Захлебываясь слезами, он кинулся к матери.
— Не обращай внимания на глупую крошку, мой мальчик. Ничего она не понимает. Когда-нибудь женщины будут любить тебя, — помолчав, добавила она в странной задумчивости. — В конце концов, ты ведь очень богат.
Теперь, четырнадцать лет спустя, ему по-прежнему случалось просыпаться ночью от того тонкого, насмешливого девчоночьего смеха, и его душа сжималась от унижения и стыда. В ушах его звучало материнское утешение, и стыд сменялся гневом, который обжигал тем сильнее, что она оказалась права. В восемнадцать лет «глупая крошка» стала строить Герарду глазки, очевидно хорошо поняв, что богатство способно превратить уродливый репейник в прекрасную розу. Он получил большое удовольствие, высмеяв ее кокетство. И с того дня стал подозревать, что любому заинтересованному женскому взгляду он обязан только своим богатством, а за сладкими улыбками и льстивыми словами скрывается отвращение.
Убежденный, что лучшей защитой является нападение, Герард окружил себя неприступной крепостью, чьи стены и башни усеивали зубцы ядовитых насмешек, чьи острые шпили прятались в облаках высокомерия и которую окружал глубокий ров угрюмой обидчивости.

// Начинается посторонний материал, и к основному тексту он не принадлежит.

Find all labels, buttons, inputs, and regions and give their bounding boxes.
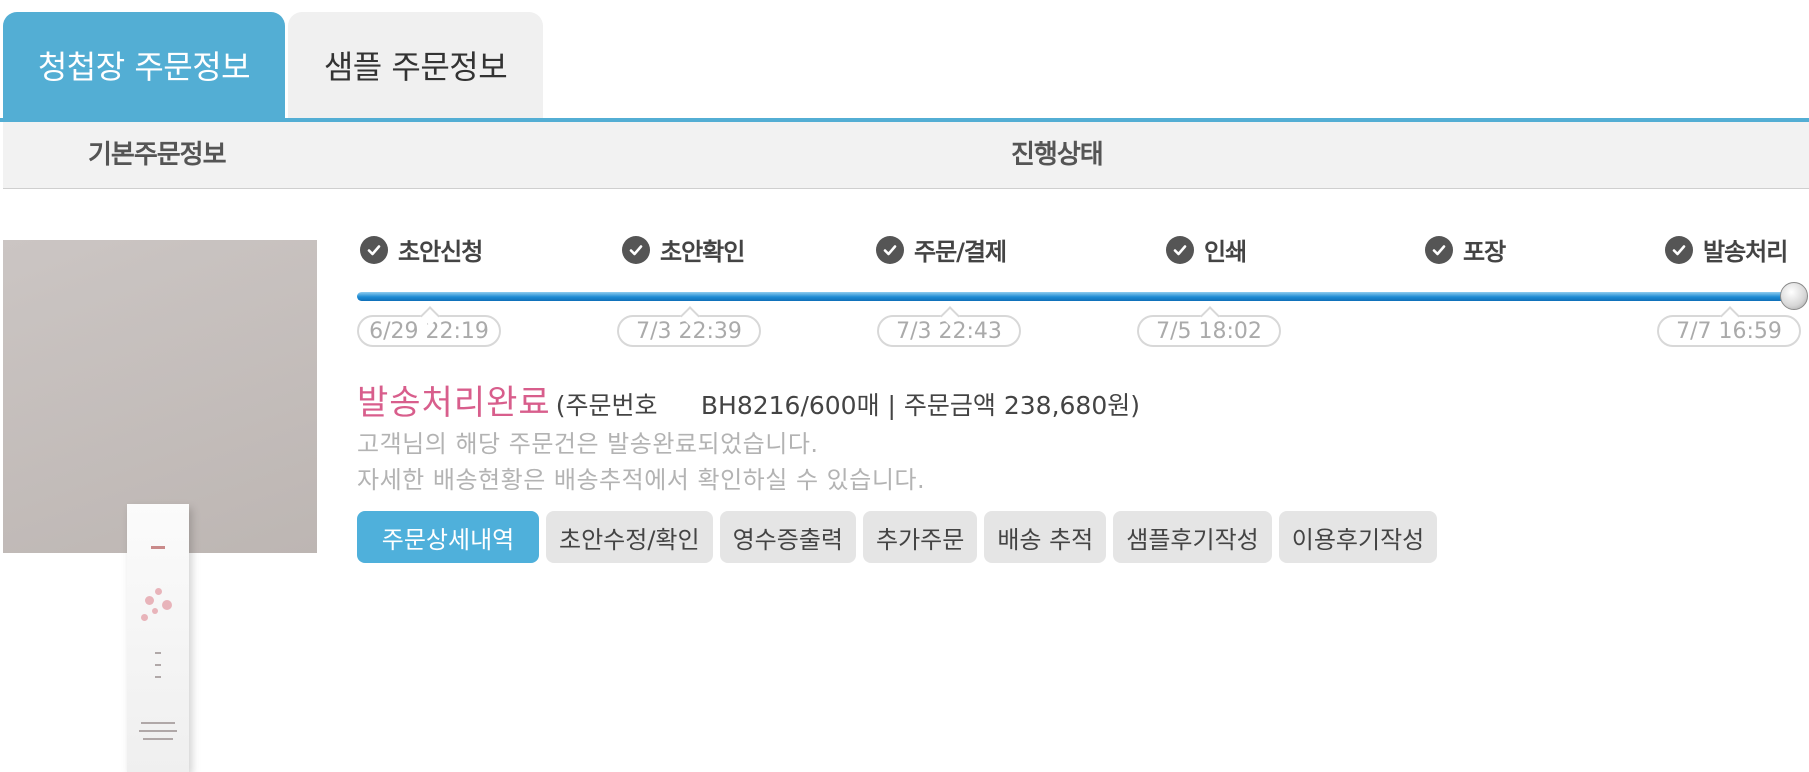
step-draft-request: 초안신청 bbox=[360, 232, 483, 267]
step-date-order-payment: 7/3 22:43 bbox=[877, 315, 1021, 347]
section-header-bar: 기본주문정보 진행상태 bbox=[3, 122, 1809, 189]
product-thumbnail[interactable] bbox=[3, 240, 317, 772]
step-label: 인쇄 bbox=[1204, 238, 1247, 266]
progress-knob-icon bbox=[1780, 282, 1808, 310]
step-packing: 포장 bbox=[1425, 232, 1506, 267]
receipt-print-button[interactable]: 영수증출력 bbox=[719, 511, 856, 563]
additional-order-button[interactable]: 추가주문 bbox=[862, 511, 978, 563]
sample-review-button[interactable]: 샘플후기작성 bbox=[1113, 511, 1272, 563]
check-circle-icon bbox=[1425, 235, 1453, 264]
check-circle-icon bbox=[1665, 235, 1693, 264]
step-shipping: 발송처리 bbox=[1665, 232, 1788, 267]
step-label: 발송처리 bbox=[1703, 238, 1788, 266]
order-message-2: 자세한 배송현황은 배송추적에서 확인하실 수 있습니다. bbox=[357, 466, 926, 494]
step-date-draft-confirm: 7/3 22:39 bbox=[617, 315, 761, 347]
tab-invitation-order[interactable]: 청첩장 주문정보 bbox=[3, 12, 285, 118]
order-number-label: (주문번호 bbox=[555, 391, 658, 420]
check-circle-icon bbox=[622, 235, 650, 264]
basic-order-info-header: 기본주문정보 bbox=[88, 140, 227, 170]
step-label: 주문/결제 bbox=[914, 238, 1007, 266]
step-order-payment: 주문/결제 bbox=[876, 232, 1007, 267]
check-circle-icon bbox=[876, 235, 904, 264]
order-detail-button[interactable]: 주문상세내역 bbox=[357, 511, 539, 563]
step-printing: 인쇄 bbox=[1166, 232, 1247, 267]
order-status-title: 발송처리완료 bbox=[357, 383, 551, 423]
step-label: 포장 bbox=[1463, 238, 1506, 266]
progress-bar bbox=[357, 292, 1801, 301]
shipping-tracking-button[interactable]: 배송 추적 bbox=[984, 511, 1107, 563]
draft-edit-button[interactable]: 초안수정/확인 bbox=[546, 511, 713, 563]
usage-review-button[interactable]: 이용후기작성 bbox=[1278, 511, 1438, 563]
step-label: 초안신청 bbox=[398, 238, 483, 266]
order-status-line: 발송처리완료 (주문번호 BH8216/600매 | 주문금액 238,680원… bbox=[357, 375, 1140, 424]
progress-status-header: 진행상태 bbox=[1011, 140, 1104, 170]
tab-sample-order[interactable]: 샘플 주문정보 bbox=[288, 12, 543, 118]
order-message-1: 고객님의 해당 주문건은 발송완료되었습니다. bbox=[357, 430, 819, 458]
check-circle-icon bbox=[1166, 235, 1194, 264]
invitation-card-image bbox=[127, 504, 189, 772]
action-buttons: 주문상세내역 초안수정/확인 영수증출력 추가주문 배송 추적 샘플후기작성 이… bbox=[357, 511, 1438, 563]
step-draft-confirm: 초안확인 bbox=[622, 232, 745, 267]
order-tabs: 청첩장 주문정보 샘플 주문정보 bbox=[3, 12, 543, 118]
check-circle-icon bbox=[360, 235, 388, 264]
step-date-printing: 7/5 18:02 bbox=[1137, 315, 1281, 347]
step-date-shipping: 7/7 16:59 bbox=[1657, 315, 1801, 347]
order-detail: BH8216/600매 | 주문금액 238,680원) bbox=[700, 391, 1140, 420]
step-label: 초안확인 bbox=[660, 238, 745, 266]
step-date-draft-request: 6/29 22:19 bbox=[357, 315, 501, 347]
progress-steps: 초안신청 초안확인 주문/결제 인쇄 포장 발송처리 bbox=[360, 232, 1809, 332]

Цель была достигнута. И умозаключения Лауры были более правильными, чем чьи-либо еще. Герард Ут-Мондар действительно принадлежал к одной из богатейших семей Палантаса, возможно самой богатой на Ансалонском континенте. До Война с Хаосом его отец, Мондар Ут-Альфрик, владел самыми процветающими верфями города-порта Палантаса. Предвидя будущий опасный подъем Рыцарей Тьмы, господин Мондар мудро обратил свою собственность в звонкую монету и перебрался с семьей на Южный Эргот, где основал судостроительную компанию, дела которой пошли в гору.
Мондар Ут-Альфрик был весьма влиятельной фигурой среди Соламнийских Рыцарей. Он жертвовал на содержание Рыцарства более значительные суммы, чем кто-либо другой. И он позаботился о том, чтобы его сын стал рыцарем, равно как и о том, чтобы должность Герарда была самой безопасной из наилучших и наилучшей из безопасных. Мондар никогда не интересовался тем, чего же хочет от жизни сам Герард, и считал само собой разумевшимся, что тот мечтает стать рыцарем. И тот тоже считал это наилучшим для себя поприщем — до самой ночи Посвящения в рыцарское звание. В ту ночь во время бессонного бдения над оружием молодому человеку было видение, которое оказалось не видением славных и заслуженных побед на полях сражений, а видением меча, бесцельно ржавевшего в ножнах, мелочных поручений и службы по охране Усыпальницы, не нуждавшейся в охране.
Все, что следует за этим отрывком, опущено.